10 août 2022

Ousmane Sonko

Législatives au Sénégal : plus de majorité absolue pour le président Macky Sall

RÉSULTATS. Après une attente sous tension, les urnes ont livré leur verdict. Le camp présidentiel va devoir compter avec une opposition renforcée.

Après que chaque camp ait revendiqué la victoire dès la fin du vote des législatives le 31 juillet dernier, les résultats ont été rendus publics par la Commission nationale de recensement des votes (CNRV) ce jeudi. Comme les premiers chiffres le laissaient penser le camp du président Macky Sall autour de la coalition Benno Bokk Yaakar a perdu la majorité absolue à l’Assemblée nationale. Cela ne signifie pas qu’elle a perdu les élections. Elle devance d’une très courte tête les autres coalitions.

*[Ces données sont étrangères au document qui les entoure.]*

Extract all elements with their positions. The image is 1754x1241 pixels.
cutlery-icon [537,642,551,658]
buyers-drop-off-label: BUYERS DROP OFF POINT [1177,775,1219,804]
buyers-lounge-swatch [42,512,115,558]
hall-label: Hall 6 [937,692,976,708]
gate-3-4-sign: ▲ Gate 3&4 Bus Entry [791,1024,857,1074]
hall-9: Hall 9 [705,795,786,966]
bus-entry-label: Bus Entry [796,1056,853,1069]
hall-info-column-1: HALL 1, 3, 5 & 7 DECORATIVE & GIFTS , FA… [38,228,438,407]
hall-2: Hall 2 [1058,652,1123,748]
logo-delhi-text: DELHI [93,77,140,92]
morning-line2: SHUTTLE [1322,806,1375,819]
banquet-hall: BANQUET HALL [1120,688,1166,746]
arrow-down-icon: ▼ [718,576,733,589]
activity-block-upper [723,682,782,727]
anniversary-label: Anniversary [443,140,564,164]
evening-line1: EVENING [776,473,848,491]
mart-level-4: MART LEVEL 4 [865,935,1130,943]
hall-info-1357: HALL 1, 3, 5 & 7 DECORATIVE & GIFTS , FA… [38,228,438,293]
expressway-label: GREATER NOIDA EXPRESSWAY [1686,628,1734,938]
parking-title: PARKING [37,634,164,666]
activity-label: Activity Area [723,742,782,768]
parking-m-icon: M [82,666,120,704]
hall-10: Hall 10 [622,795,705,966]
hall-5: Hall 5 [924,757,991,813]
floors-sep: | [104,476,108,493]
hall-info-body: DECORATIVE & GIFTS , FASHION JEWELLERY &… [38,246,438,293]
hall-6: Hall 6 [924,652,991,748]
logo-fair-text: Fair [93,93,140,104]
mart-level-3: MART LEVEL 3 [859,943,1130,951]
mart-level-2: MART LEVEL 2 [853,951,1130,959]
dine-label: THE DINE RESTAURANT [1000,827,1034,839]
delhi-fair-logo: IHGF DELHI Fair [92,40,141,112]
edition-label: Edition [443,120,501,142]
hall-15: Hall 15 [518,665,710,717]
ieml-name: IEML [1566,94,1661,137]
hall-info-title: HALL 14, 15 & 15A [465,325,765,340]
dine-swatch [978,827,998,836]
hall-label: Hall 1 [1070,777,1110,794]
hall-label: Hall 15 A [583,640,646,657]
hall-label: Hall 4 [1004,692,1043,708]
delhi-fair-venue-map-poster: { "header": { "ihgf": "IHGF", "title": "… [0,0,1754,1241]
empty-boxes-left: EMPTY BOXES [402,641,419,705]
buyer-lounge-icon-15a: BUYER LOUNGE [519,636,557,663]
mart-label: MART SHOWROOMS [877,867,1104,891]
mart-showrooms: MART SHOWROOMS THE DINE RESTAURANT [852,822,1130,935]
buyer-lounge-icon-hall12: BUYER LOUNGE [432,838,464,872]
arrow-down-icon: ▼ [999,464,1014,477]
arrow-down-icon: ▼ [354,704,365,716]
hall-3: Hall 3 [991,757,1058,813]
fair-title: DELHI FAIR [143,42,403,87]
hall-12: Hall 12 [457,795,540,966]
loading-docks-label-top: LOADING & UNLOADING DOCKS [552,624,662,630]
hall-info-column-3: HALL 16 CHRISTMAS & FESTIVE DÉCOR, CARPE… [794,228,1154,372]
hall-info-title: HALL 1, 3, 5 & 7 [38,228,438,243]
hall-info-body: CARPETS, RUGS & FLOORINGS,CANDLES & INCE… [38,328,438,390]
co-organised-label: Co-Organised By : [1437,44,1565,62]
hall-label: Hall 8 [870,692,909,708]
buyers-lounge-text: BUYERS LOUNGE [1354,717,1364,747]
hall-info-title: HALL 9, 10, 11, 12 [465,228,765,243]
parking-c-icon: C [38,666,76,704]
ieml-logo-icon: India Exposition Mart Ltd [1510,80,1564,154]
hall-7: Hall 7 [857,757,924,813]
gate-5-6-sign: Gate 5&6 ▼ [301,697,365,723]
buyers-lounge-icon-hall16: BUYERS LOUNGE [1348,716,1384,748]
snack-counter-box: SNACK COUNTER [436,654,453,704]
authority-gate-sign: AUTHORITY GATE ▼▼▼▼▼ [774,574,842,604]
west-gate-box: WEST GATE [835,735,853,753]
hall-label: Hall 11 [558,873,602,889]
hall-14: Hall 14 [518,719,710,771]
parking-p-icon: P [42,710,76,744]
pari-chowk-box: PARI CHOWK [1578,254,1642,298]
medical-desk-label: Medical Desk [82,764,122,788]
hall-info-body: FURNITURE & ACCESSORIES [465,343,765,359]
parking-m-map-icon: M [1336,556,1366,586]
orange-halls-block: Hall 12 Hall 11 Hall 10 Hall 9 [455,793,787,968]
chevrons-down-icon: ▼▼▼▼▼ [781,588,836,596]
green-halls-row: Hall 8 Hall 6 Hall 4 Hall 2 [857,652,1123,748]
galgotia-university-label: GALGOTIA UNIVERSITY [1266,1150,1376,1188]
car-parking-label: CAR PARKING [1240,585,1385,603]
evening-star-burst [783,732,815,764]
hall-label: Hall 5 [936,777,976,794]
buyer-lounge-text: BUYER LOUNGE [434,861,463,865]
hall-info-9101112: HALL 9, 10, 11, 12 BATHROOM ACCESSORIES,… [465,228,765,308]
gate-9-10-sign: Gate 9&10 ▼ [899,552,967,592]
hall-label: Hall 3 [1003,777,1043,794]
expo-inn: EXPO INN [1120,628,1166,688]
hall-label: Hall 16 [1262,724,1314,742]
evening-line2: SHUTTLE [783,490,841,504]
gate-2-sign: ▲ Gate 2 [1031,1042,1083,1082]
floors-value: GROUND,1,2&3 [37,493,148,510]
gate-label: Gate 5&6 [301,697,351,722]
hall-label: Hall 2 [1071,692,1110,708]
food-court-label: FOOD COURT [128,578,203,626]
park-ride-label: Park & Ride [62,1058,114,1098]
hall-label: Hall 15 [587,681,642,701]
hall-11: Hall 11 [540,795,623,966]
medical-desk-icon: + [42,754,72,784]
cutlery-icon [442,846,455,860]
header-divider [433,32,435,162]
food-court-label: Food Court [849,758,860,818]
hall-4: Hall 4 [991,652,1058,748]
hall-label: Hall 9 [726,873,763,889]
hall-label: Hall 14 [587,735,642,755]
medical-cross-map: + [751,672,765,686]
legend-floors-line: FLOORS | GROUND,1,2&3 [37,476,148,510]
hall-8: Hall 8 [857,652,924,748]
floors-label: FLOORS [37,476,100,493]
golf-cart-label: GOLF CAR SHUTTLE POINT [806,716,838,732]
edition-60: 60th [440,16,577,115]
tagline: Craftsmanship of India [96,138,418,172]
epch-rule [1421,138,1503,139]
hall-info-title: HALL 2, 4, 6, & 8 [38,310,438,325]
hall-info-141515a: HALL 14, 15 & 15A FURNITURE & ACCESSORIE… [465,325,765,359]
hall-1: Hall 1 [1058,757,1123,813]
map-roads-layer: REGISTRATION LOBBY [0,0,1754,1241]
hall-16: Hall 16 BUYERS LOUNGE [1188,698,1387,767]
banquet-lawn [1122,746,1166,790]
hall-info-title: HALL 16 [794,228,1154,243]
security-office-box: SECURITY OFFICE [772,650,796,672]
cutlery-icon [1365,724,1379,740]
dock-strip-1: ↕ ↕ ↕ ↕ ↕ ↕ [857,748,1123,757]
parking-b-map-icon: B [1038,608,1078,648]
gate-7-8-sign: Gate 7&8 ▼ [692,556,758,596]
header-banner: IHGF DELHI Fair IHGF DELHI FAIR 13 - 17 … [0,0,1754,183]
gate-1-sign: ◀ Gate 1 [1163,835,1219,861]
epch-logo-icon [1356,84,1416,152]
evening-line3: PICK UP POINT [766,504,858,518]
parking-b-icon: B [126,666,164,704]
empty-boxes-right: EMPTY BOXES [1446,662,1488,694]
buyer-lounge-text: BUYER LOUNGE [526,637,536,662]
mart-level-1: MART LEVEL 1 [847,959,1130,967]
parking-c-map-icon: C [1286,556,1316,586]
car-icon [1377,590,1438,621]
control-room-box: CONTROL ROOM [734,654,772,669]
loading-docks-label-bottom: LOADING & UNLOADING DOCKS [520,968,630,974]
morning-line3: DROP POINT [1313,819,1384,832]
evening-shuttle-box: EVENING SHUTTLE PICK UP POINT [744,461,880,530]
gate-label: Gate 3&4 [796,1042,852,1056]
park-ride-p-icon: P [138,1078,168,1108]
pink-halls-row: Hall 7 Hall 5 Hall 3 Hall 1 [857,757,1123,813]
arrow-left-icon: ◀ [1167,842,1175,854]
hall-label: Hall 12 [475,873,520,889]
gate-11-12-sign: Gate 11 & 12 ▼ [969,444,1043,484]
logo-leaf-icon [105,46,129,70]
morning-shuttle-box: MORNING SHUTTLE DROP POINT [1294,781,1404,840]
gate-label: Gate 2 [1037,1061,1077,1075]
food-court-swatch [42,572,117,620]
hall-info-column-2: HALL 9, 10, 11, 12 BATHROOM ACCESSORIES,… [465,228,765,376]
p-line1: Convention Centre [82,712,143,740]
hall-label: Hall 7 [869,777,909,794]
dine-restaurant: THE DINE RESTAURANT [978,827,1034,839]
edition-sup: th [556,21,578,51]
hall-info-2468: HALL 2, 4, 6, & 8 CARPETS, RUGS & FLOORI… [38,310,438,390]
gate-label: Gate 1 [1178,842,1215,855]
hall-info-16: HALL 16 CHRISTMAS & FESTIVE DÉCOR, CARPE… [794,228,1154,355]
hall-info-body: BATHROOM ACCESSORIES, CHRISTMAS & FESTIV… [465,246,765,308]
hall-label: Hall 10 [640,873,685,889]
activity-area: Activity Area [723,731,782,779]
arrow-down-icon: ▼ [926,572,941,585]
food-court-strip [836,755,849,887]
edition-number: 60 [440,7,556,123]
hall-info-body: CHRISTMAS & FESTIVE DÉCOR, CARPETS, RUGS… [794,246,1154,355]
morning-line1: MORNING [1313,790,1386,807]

Les coalitions au coude à coude

Concrètement, la coalition présidentielle a gagné 82 sièges de députés tandis que les principales coalitions d’opposition, à savoir « Yewwi Askan Wi » et « Wallu Sénégal », ont remporté respectivement 56 et 24 sièges, soit 80 au total. « Trois autres députés sont issus des rangs de trois autres petites coalitions de partis », a déclaré Ciré Ali Ba, président de la CNRV. De quoi ouvrir un chapitre inédit de la vie politique et institutionnelle du Sénégal. 

Au Sénégal, la commission nationale de recensement des votes a donné les résultats provisoires des législatives, jeudi. La coalition présidentielle y a laissé des plumes même si elle arrive en tête du scrutin.

Une situation inédite…

Pour la première fois depuis l’indépendance du Sénégal en 1960, la formation au pouvoir perd la majorité absolue et devra s’appuyer sur d’autres forces au Parlement pour faire passer ses lois. Ainsi la coalition du président Macky Sall, qui passe de 125 députés en 2017 à 82, sur les 165 que compte l’Assemblée, va devoir compter avec une opposition qui a confirmé sa dynamique déjà initiée lors des élections locales de janvier, notamment dans certaines grandes villes. Celle-ci récupère donc 80 sièges de députés au total : 56 pour la coalition « Yewwi Askan Wi » et 24 pour celle de « Wallu Sénégal ». « Yewwi Askan Wi » (Libérer le Peuple en wolof), la principale coalition de l’opposition, formée autour d’Ousmane Sonko, arrivé troisième de la présidentielle de 2019, s’est alliée pour les élections à la coalition « Wallu Sénégal » (Sauver le Sénégal en wolof), dirigée par l’ex-président Abdoulaye Wade, élu député ce jeudi à l’âge de 96 ans. Les chiffres définitifs devraient être publiés par le Conseil constitutionnel dans un délai de cinq jours s’il n’y a pas de recours.

… qui aura une répercussion sur l’évolution avant la présidentielle de 2024

Ces résultats pourraient convaincre le président de la République, désavoué par les urnes, de renoncer au projet qui lui est prêté de se représenter à la présidentielle de 2024, disent experts et observateurs. Le président Macky Sall, élu en 2012 pour sept ans et réélu en 2019 pour cinq ans, avait maintenu le flou sur ses intentions. Il a promis qu’il nommerait un Premier ministre – poste qu’il avait supprimé en 2019 puis rétabli en décembre 2021 – au sein de la formation victorieuse des élections.

Un véritable vote-sanction 

« La coalition au pouvoir est à bout de souffle. La cherté des denrées, le renchérissement du prix de l’eau, les pratiques autoritaires autour des manifestations suivies de morts expliquent ce vote-sanction contre le président », a souligné à l’AFP l’analyste politique Maurice Soudieck Dione. « La question du 3e mandat a été réglée définitivement par le peuple sénégalais le jour des élections. Avec ce Parlement, Macky Sall n’a plus la possibilité de modifier la Constitution qui n’autorise à renouveler le mandat du président qu’une seule fois », a également rappelé à l’AFP Ngouda Mboup, constitutionnaliste.